I have a C # project (ProjectA) that calls another C # project (ProjectB) in a separate process. The structure of the output directory of the assembly:
/ProjectA.exe
/ProjectB/ProjectB.exe
Version versions of ProjectA and ProjectB for the same assembly, in this case Newtonsoft.Json.dll.
The assembly output directory structure is achieved by adding the Nuget package for ProjectB to ProjectA. ProjectA and ProjectB are in separate solutions and are built separately. The nuget package for ProjectB was created with the following .nuspec and .targets.
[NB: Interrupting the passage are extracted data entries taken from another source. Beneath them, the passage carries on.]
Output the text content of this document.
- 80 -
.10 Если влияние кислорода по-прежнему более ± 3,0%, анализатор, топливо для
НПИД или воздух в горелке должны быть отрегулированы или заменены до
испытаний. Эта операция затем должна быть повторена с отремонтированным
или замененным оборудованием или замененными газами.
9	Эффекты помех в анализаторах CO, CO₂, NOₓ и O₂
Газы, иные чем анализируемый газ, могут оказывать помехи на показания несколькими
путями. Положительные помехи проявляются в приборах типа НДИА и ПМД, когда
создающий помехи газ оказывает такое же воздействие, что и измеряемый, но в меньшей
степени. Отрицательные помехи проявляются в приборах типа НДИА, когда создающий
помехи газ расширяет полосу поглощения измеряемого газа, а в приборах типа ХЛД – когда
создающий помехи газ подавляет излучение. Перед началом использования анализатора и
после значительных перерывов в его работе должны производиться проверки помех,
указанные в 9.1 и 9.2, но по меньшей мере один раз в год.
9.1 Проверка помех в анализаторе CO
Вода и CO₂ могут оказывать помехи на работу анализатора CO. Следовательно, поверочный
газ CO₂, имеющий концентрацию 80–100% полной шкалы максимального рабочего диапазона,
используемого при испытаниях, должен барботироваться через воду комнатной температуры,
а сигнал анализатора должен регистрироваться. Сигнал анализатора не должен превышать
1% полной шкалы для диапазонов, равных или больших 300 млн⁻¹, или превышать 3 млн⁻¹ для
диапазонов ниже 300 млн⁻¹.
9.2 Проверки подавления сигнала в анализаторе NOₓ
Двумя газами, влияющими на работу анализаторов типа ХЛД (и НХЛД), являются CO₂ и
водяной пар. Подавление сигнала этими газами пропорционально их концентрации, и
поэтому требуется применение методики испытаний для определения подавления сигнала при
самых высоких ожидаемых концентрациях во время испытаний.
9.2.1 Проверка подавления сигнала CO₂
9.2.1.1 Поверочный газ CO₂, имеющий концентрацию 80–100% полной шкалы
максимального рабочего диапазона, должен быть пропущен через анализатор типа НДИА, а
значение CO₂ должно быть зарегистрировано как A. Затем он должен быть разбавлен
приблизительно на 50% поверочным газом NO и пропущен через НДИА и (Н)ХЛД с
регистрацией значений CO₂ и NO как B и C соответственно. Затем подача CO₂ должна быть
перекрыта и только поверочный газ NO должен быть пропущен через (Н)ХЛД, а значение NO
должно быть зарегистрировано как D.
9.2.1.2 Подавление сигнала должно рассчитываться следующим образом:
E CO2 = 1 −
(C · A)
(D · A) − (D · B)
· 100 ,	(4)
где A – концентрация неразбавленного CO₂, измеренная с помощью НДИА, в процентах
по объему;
<?xml version="1.0"?> <package> <metadata> <id>ProjectB</id> <version>$version$</version> <title>ProjectB</title> <authors>me</authors> <owners>me</owners> <requireLicenseAcceptance>false</requireLicenseAcceptance> <description>ProjectB</description> <copyright>Copyright 2016</copyright> <tags>ProjectB</tags> </metadata> <files> <file src="x64\Release\*" target="build" /> <file src="ProjectB.targets" target="build/ProjectB.targets" /> </files> </package>
.
<?xml version="1.0" encoding="utf-8"?> <Project xmlns="http://schemas.microsoft.com/developer/msbuild/2003"> <ItemGroup> <NativeLibs Include="$(MSBuildThisFileDirectory)*" /> <Content Include="@(NativeLibs)"> <Link>ProjectB\%(FileName)%(Extension)</Link> <CopyToOutputDirectory>PreserveNewest</CopyToOutputDirectory> </Content> </ItemGroup> </Project>
My problem is that ProjectA refers to the new version of Newtonsoft.Json.dll from the ProjectB package / assembly directory nuget instead of the old version of Newtonsoft.Json.dll, which is part of the ProjectA solution. They are different versions, so this causes problems at runtime. I understand that I can simply update the version of Newtonsoft.Json.dll in ProjectA solution, but I want to be able to solve a more general case when this is not possible. How can I prevent Visual Studio from finding the wrong Newtonsoft.Json.dll file?